I.A war im Schuldnerverzug.
II.Der Schuldnerverzug könnte durch den Annahmeverzugs des B beendet worden sein, weil der Annahmeverzug des Gläubigers den Schuldnerverzug über dieselbe Schuld ausschließt.[38]
1.D hat B die Zahlung tatsächlich iSd § 294 angeboten. Gem. § 267 Abs. 1 kann die Leistung auch durch Dritte erfolgen. Nach § 267 Abs. 1 S. 2 ist dafür keine Einwilligung des Schuldners erforderlich. Eine höchstpersönliche Leistungspflicht besteht nicht. B hat das Zahlungsangebot auch zurückgewiesen.
2.Der Annahmeverzug könnte aber gem. § 267 Abs. 2 ausgeschlossen sein. Gem. § 267 Abs. 1 S. 2 ist zwar eine Einwilligung oder Erlaubnis des Schuldners für die Drittzahlung nicht erforderlich. Wenn der Schuldner aber widerspricht, hat der Gläubiger ein Ablehnungsrecht. A hat der Zahlung des D widersprochen, so dass B gem. § 267 Abs. 2 zur Ablehnung berechtigt war. B war daher nicht im Gläubigerverzug.
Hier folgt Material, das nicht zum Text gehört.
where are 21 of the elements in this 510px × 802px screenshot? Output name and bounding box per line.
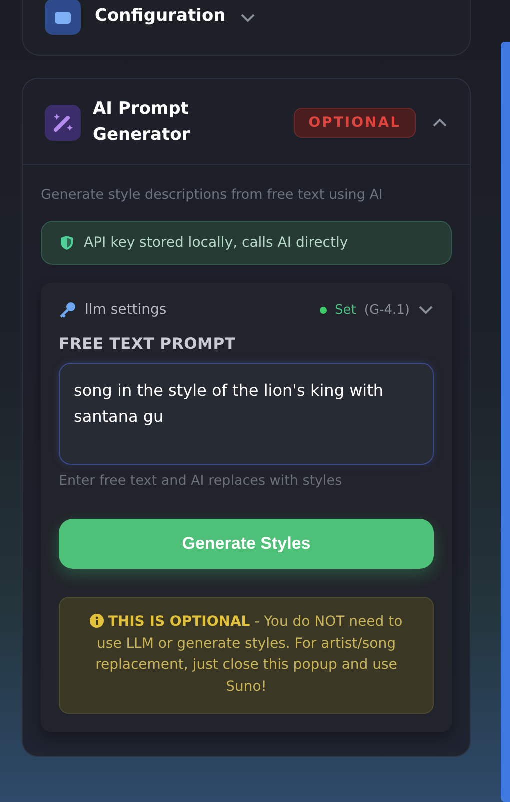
prompt-input[interactable]: song in the style of the lion's king with santana gu	[59, 363, 434, 465]
section-title: Configuration	[95, 5, 226, 28]
section-title: AI Prompt Generator	[93, 98, 192, 146]
scrollbar-thumb[interactable]	[501, 42, 510, 802]
model-text: (G-4.1)	[364, 302, 410, 318]
prompt-hint: Enter free text and AI replaces with styles	[59, 473, 344, 489]
magic-wand-icon	[45, 104, 81, 140]
status-text: Set	[335, 302, 356, 318]
chevron-down-icon	[240, 12, 256, 22]
configuration-card[interactable]: Configuration	[22, 0, 471, 56]
shield-icon	[60, 235, 74, 251]
key-icon	[59, 301, 77, 319]
chevron-up-icon	[432, 118, 448, 128]
info-icon	[90, 614, 104, 628]
llm-settings-toggle[interactable]: llm settings	[85, 302, 167, 318]
optional-badge: OPTIONAL	[294, 108, 416, 138]
chevron-down-icon	[418, 305, 434, 315]
notice-text: API key stored locally, calls AI directly	[84, 235, 348, 251]
warning-text: THIS IS OPTIONAL - You do NOT need to use LLM or generate styles. For artist/song replacement, just close this popup and use Suno!	[82, 612, 411, 699]
prompt-label: FREE TEXT PROMPT	[59, 335, 237, 353]
description-text: Generate style descriptions from free text using AI	[41, 187, 384, 203]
3.Der Schuldnerverzug des A ist also nicht durch den Gläubigerverzug ausgeschlossen.
Ergebnis:B hat gegen A weiterhin Anspruch auf Zahlung der Verzugszinsen aus §§ 288, 286 Abs. 1.
Teil II Der Inhalt von Schuldverhältnissen› § 6 Modalitäten der Leistungserbringung› IV. Teilleistungen (§ 266)
IV. Teilleistungen (§ 266)
Fall 29:
A schuldet B die Lieferung von fünf Kaninchen. Diese sollen allesamt aus einem Wurf stammen, welcher in Kürze erfolgen soll.
a)A und B haben bei Abschluss des Vertrags vereinbart, dass A einzelne Kaninchen zurückhalten darf, wenn dessen Tochter bestimmte Kaninchen besonders süß findet. Die Tochter des A findet nach erfolgtem Wurf zwei Kaninchen besonders süß.
b)Aus dem Wurf haben nur drei Kaninchen überlebt.
A bietet nunmehr dem B drei Kaninchen an. B weigert sich, die drei Kaninchen anzunehmen und besteht auf Lieferung von fünf Kaninchen. Es ergebe sich nämlich aus dem BGB, dass er Teilleistungen nicht anzunehmen brauche. Dadurch entstehen dem A in der Folgezeit Fütterungskosten in Höhe von 30 Euro.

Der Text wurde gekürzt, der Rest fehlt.